The NAI is a member organization comprised of U.S. and international universities and governmental and nonprofit research institutes with more than 4,600 individual inventor members and fellows spanning more than 300 institutions worldwide. Its 2023 Fellowship class includes 162 academic inventors from 35 U.S. states and 10 countries. 

Reddy has received three patents for his lab discoveries that promote healthy aging and identify mechanisms to detect and slow the progression of human Alzheimer’s disease. He has several other patents pending.

“I am honored and humbled to join the class of 2023 National Academy Inventors Fellowship; indeed, this honor means a lot to my lab members and me for the recognition of our research efforts,” Reddy said. “Personally, it is a dream come true to be an NAI Fellow. TTUHSC and Texas Tech University are great places to make impactful changes to our communities with new discoveries and inventions in healthy aging and dementia research. I sincerely thank all the lab members, particularly Chandra Kuruva, Ph.D., Subodh Kumar, Ph.D., and Murali Vijayan, Ph.D., for their efforts and contributions to the three patents.”

Academic inventors and innovators are nominated to the rank of NAI Fellow status by their peers for making outstanding contributions to innovation in areas such as patents and licensing, innovative discovery and technology, significant impact on society and support and enhancement of innovation. Nominees also must be a named inventor on patent(s) issued by the United States Patent and Trademark Office and affiliated with a university, non-profit research institute or other academic entity to qualify.

“Dr. Reddy is the second faculty member in the history of our university to receive the highest professional distinction awarded solely to inventors,” Lance R. McMahon, Ph.D., TTUHSC senior vice president for research and innovation, said. “NAI Fellows demonstrate a prolific spirit of innovation resulting in tangible impacts on society.”

Reddy’s experience and contributions have impacted several TTUHSC schools and departments. In addition to his role in the Department of Internal Medicine, he also serves as a professor in the Department of Pharmacology and Neuroscience at the School of Medicine, TTUHSC’s Julia Jones Matthews School of Population and Public Health, the TTUHSC Graduate School of Biomedical Sciences and the Department of Speech, Language and Hearing Sciences in the TTUHSC School of Health Professions. 

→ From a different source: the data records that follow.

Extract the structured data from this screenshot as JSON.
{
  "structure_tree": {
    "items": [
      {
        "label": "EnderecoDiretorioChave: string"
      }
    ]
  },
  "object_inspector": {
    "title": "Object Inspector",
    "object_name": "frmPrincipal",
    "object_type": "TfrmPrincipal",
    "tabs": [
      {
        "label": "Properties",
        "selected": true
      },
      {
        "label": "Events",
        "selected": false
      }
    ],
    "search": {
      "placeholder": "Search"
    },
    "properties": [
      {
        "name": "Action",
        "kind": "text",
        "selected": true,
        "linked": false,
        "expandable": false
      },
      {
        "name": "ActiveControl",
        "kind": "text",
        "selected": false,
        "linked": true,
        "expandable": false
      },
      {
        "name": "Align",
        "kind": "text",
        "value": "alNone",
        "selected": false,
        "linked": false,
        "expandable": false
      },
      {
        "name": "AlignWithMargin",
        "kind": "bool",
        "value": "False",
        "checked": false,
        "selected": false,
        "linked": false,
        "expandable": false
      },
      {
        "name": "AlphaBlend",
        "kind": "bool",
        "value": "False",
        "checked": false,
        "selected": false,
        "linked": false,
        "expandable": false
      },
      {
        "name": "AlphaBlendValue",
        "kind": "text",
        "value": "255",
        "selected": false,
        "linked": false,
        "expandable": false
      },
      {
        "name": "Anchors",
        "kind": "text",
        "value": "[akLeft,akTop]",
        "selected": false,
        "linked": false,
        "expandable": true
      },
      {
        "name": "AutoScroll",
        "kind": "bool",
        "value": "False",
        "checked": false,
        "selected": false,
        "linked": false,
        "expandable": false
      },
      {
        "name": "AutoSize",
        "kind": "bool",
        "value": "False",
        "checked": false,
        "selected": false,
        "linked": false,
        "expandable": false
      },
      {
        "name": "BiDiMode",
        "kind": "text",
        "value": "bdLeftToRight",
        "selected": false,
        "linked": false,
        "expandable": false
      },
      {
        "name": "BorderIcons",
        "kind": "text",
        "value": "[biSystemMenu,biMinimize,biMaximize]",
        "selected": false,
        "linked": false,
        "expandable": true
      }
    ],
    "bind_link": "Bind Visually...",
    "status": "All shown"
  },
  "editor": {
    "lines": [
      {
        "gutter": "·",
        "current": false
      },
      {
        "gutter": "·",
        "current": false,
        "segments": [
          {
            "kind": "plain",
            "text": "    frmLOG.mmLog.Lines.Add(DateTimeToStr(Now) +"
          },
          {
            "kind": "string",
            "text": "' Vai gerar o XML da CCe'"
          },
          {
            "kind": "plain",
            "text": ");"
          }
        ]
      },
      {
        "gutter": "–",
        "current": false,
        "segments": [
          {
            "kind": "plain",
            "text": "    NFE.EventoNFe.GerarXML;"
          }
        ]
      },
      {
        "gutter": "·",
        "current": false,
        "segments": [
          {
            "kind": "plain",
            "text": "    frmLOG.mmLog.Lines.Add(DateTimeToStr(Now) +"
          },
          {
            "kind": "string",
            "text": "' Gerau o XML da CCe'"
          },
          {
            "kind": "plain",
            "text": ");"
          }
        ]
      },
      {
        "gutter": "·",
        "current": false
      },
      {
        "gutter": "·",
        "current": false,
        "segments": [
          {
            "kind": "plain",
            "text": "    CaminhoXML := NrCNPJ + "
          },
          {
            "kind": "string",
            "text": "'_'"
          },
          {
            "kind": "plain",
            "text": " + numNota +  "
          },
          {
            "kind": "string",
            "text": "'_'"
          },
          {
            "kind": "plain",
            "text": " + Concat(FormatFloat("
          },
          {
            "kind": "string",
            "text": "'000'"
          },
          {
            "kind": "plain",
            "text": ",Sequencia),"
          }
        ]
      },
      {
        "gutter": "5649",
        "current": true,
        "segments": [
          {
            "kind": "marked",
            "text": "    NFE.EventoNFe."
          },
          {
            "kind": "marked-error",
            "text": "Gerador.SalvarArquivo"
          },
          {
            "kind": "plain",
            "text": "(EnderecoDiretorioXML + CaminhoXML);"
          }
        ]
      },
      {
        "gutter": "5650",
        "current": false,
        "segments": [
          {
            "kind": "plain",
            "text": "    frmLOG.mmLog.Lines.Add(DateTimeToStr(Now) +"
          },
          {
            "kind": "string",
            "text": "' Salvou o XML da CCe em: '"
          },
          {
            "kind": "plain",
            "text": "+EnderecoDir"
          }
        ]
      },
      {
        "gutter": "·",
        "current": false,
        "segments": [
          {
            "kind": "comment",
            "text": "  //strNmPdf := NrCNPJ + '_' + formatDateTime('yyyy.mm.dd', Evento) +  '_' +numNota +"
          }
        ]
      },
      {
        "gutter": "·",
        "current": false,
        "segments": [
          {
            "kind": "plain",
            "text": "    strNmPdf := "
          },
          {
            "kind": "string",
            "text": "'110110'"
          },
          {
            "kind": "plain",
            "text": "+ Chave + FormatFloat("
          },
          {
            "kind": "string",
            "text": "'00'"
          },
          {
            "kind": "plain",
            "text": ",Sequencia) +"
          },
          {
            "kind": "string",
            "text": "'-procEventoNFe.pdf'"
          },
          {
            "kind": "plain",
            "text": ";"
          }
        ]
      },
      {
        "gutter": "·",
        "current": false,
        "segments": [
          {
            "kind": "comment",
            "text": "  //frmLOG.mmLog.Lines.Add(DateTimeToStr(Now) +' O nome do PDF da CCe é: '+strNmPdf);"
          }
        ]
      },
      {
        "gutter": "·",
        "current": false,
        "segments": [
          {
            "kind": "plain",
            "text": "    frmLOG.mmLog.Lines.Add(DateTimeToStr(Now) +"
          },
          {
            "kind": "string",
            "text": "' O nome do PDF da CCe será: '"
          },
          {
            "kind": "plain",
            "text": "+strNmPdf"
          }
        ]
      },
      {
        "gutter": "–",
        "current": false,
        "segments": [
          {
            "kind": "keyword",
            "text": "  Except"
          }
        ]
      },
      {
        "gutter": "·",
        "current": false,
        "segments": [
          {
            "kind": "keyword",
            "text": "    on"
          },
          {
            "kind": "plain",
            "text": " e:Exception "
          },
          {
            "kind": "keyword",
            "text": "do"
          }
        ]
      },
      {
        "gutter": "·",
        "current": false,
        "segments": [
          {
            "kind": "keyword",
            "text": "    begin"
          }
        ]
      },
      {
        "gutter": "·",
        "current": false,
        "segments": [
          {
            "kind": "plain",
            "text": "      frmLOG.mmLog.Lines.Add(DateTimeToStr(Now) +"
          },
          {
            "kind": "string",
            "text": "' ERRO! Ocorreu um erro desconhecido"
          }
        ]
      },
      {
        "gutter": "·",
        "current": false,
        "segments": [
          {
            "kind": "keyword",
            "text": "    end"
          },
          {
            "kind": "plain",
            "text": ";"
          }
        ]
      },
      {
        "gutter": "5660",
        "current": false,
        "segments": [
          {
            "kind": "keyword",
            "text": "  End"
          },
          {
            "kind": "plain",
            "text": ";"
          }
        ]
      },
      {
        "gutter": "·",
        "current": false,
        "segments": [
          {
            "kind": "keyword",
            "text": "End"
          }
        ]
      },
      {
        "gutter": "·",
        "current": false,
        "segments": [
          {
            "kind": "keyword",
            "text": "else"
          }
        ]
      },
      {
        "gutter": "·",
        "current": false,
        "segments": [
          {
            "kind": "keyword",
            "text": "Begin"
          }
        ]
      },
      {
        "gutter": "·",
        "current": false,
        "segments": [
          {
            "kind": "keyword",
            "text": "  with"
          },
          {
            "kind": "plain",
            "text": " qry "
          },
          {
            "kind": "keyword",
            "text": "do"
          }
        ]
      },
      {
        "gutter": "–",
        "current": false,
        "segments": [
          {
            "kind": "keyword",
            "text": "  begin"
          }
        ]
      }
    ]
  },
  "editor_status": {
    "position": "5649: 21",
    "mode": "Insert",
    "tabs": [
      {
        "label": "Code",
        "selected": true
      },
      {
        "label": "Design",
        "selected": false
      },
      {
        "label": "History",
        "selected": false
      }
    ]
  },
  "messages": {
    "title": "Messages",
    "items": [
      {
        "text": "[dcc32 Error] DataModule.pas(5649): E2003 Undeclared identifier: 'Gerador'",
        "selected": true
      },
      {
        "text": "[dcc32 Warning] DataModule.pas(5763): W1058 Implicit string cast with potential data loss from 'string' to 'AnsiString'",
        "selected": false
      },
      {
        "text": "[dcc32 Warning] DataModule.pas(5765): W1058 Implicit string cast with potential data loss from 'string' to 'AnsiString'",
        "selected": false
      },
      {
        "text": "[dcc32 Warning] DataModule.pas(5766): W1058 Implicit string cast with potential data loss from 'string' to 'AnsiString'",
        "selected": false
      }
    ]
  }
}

Reddy has published more than 260 peer-reviewed articles related to Alzheimer’s disease and mitochondria research. According to the Google Scholar website, his articles have been cited more than 29,200 times with an h-index of 89 and an i10-Index of 195. The h-index is used to measure a researcher’s scientific productivity and the impact of their research upon science. The i10 index is the number of publications a researcher has produced that have received at least 10 citations.

Reddy was elected a Fellow of the American Neurological Association in 2014 and a Fellow of the American Association for the Advancement of Science in 2020. Though the accolades and recognition are gratifying, Reddy believes groups like the NAI are valuable because of the relationships and opportunities that come from meeting and learning from other scientists.

“It is amazing to watch and be a part of how biological and human science is moving forward,” Reddy said. “I sincerely thank all my current and former lab members for their dedicated efforts, and I appreciate my collaborators and peers who supported me all through my research career. Most of all I thank my parents and family members for their support and for understanding my passion for Alzheimer’s science.”